ネジを探しても丁度良いのはないだろうし、ねじ切りも手間なので、方針転換します。少しスッキリ感が失われますが、端子台でなくワンタッチコネクタでの接続に変更。

 

こんな感じ。

 

次に2つ目の失敗。左が既設のソケット、右がuxcell製で今回購入したものですが、幅と高さ厚さ、すべて調べて購入したつもりでしたが、取り付けても外れてしまいます。調べた結果、金具部分の「ひらバネ」の高さが足りなかった為です。

既製品を本体に取り付けた写真ですが(見えずらくて、すいません)、「ひらバネ」下部を本体のつっかかりで支える構造になっていました。端子台の時もそうでしたが、こういうのも、標準規格でないんですね。
これはさすがに見抜けませんでした。幸い既設のソケットは、リード線の再取り付けができるので、これを使い回すこととします。

 

リード線(より線)に半田付けします。

 

ソケットにリード線を差し込みます。

 

ソケットを本体に取り付け、LED蛍光管を付けて完了。ずいぶんとスッキリしました。

 

無事点灯。3500lm→5000lm への変更なのでさすがに明るい。勿論、ちらつきや光の不自然さもなく、明るさと共に光の質も向上しています。

 

最後の儀式、バイパス工事済みのラベルを作ります。フロッピーディスクのラベル・シールがあったのでこれに印刷。

 

照明器具に貼り付けます。これは非常に重要です。今のマンションにずっと自分が住む保証もなく、他人が蛍光灯を間違えて交換したら大変です。また仮に自分が住んでいたとしても、LEDの耐用年数から20~30年後の交換になるわけで、忘れている(ボケている)可能性が大いに考えられる為です

 

あとがき

 

最終的にこのような配線になりました。
時間があれば、コネクタではなく端子台に切り替えたいところです。

LED化した感想としては、配線もシンプルになり、明るく省電力にもなったのでとても満足しています。これで、LEDが故障さえしなければ、向う20~30年は交換を考えなくても良くなりました。

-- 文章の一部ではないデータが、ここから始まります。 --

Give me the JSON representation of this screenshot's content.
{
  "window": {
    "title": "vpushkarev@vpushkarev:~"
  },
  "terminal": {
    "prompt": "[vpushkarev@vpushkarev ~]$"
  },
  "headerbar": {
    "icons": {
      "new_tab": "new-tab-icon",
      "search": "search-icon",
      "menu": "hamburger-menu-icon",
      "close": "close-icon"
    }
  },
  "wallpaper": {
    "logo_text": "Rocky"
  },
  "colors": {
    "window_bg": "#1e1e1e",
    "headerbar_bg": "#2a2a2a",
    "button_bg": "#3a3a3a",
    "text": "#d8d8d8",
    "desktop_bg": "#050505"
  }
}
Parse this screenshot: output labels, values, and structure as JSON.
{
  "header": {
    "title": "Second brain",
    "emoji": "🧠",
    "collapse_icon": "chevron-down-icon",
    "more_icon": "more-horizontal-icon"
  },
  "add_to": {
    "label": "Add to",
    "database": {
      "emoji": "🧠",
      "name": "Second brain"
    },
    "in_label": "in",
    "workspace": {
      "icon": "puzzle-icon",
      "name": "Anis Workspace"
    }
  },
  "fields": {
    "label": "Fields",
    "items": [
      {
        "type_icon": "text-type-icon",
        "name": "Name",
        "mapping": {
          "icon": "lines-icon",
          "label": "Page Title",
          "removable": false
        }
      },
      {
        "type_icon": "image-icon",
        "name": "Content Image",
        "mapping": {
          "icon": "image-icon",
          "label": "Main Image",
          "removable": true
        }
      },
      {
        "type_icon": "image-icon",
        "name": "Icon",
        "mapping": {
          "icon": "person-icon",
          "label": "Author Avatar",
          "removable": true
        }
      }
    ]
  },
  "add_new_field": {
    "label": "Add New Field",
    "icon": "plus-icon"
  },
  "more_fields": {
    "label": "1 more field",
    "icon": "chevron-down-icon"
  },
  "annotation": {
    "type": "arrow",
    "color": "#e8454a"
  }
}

住環境がまた一つ最適化されました。

だた、あまり知識のない人がやる場合は、バイパス工事(資格がない場合は業者に委託)が必要なことや、扱いを間違えると事故に繋がる可能性があるので、照明器具自体をLEDのもの(ベースライト)に変えるのがいいのではないかと思っています。

参考になりましたら、幸いです。